Dans la province voisine de la Mongala où 33 candidats indépendants se
bousculent au portillon du sénat, l’ambassadeur Alain Atundu Liongo, également
du nombre, a fait preuve de ‘‘réalisme’’ en dédaignant les listes de l’Alliance
CCU et Alliés, insuffisamment représentée dans cette province. Il n’en est pas
de même du Révérend Dr André Bokundoa Bo Likabe, le tout nouveau président de
l’Eglise du Christ au Congo (ECC), qui fait ainsi la queue parmi des pécheurs
potentiels. Ou encore du MLC Philippe Masegabio Nzanzu déjà sénateur entre 2003
et 2006.
Nzege Aliazambina, André Bokundoa, Matata Ponyo
Avec 5 candidats indépendants sur un total de 12, la province du Maniema semble faire preuve de plus de sagesse et de discipline politique. Mais il vaut mieux se méfier des eaux dormantes, comme on dit. Parce que quelques-uns parmi les 5 indépendants de la province possèdent des portemonnaies bien garnis. Notamment, l’ancien premier ministre Matata Ponyo Mapon ; mais aussi le ministre de la justice et garde des sceaux sortant, Alexis Thambwe Mwamba. A ces deux candidats indépendants il faut ajouter le général à la retraite Jean De Dieu Oleko Komba, et encore l’ancien ministre de l’information sous le Maréchal Mobutu et sénateur honoraire Aubin Ngongo Luwowo.

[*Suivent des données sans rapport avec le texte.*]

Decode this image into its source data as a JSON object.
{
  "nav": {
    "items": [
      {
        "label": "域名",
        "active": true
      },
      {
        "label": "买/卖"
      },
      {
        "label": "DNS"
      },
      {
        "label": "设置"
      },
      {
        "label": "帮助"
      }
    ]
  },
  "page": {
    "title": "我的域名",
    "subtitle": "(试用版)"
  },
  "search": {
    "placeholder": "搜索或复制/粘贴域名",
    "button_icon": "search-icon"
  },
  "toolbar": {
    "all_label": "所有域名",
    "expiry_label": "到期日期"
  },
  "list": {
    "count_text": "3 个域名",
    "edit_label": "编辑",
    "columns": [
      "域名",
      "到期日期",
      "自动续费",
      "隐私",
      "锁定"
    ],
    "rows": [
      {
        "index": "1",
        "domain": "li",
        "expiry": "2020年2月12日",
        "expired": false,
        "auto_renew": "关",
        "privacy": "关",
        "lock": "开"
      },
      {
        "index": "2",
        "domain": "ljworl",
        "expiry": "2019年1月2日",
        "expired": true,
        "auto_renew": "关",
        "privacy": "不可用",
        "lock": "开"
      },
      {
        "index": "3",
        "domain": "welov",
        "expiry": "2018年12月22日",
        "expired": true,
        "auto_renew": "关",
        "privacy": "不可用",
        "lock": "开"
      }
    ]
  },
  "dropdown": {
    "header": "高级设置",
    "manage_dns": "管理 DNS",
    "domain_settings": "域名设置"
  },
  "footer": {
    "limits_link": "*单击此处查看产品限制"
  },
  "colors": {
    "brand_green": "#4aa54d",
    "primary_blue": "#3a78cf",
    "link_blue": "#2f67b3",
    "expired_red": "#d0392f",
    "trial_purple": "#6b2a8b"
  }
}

Comme la province du Sud Kivu, la province du Lualaba aligné parmi ses
candidats indépendants une autorité coutumière : Mwenda Bantu Munongo
Godefroid. La liste de ses 20 candidats indépendants comprend également le
sénateur honoraire FCC Flore Musendu Flungu.
Thambwe Mwamba, Philémon Kisempia, Kin Kiey Mulumba
Le PPRD Célestin Tunda Ya Kasende se présente à l’élection sénatoriale en qualité d’indé¬pendant pour le compte de la province de la Lomami. Mais il n’est pas le seul sur cette liste qui compte 35 candidats indépendants dont le général à la retraite Philémon Kisempia Sungilanga Lombe ; ou encore l’ancien ministre mobutiste Diur Katond Gaspard ; et le bâtonnier MSR kinois, Yoko Yakembe Jean-Placide.
Dans la province ex-bandundoise du Kwilu, c’est la ruée vers la chambre haute
du parlement avec une liste de candidats indépendants forte 12 sur 44
personnes. Dans laquelle on retrouve sans peine et sans beaucoup de surprise le
ministre honoraire des PT & NTIC puis des Relations avec le Parlement et
candidat malheureux à la présidentielle 2018, Tryphon Kin-Kiey Mulumba ; mais
également l’ex PDSC Denis Tabiana Ngansia qui avait passé ces dernières années
dans l’ombre de Léon Kengo wa Dondo, le président sortant du Sénat dont il est
le Directeur de cabinet.
Même topo au Kongo-Central qui aligne 60 candidats à l’élection sénatoriale,
dont 33 indépendants, soit plus de la moitié de la liste qui reprend des noms
aussi connus que ceux du FCC Pamphile Badu wa Badu ; ou encore celui du Palu
Clément Bafiba Nzomba, ci-devant vice-gouverneur de la ville de Kinshasa depuis
2006.
L’ancien secrétaire général de la Fédération Congolaise de football, Edouard
Kiaku Mbuta, se pointe aussi parmi les candidats indépendants de la province
voisine de Kinshasa. Autant que le PPRD César Lubamba Ngimbi.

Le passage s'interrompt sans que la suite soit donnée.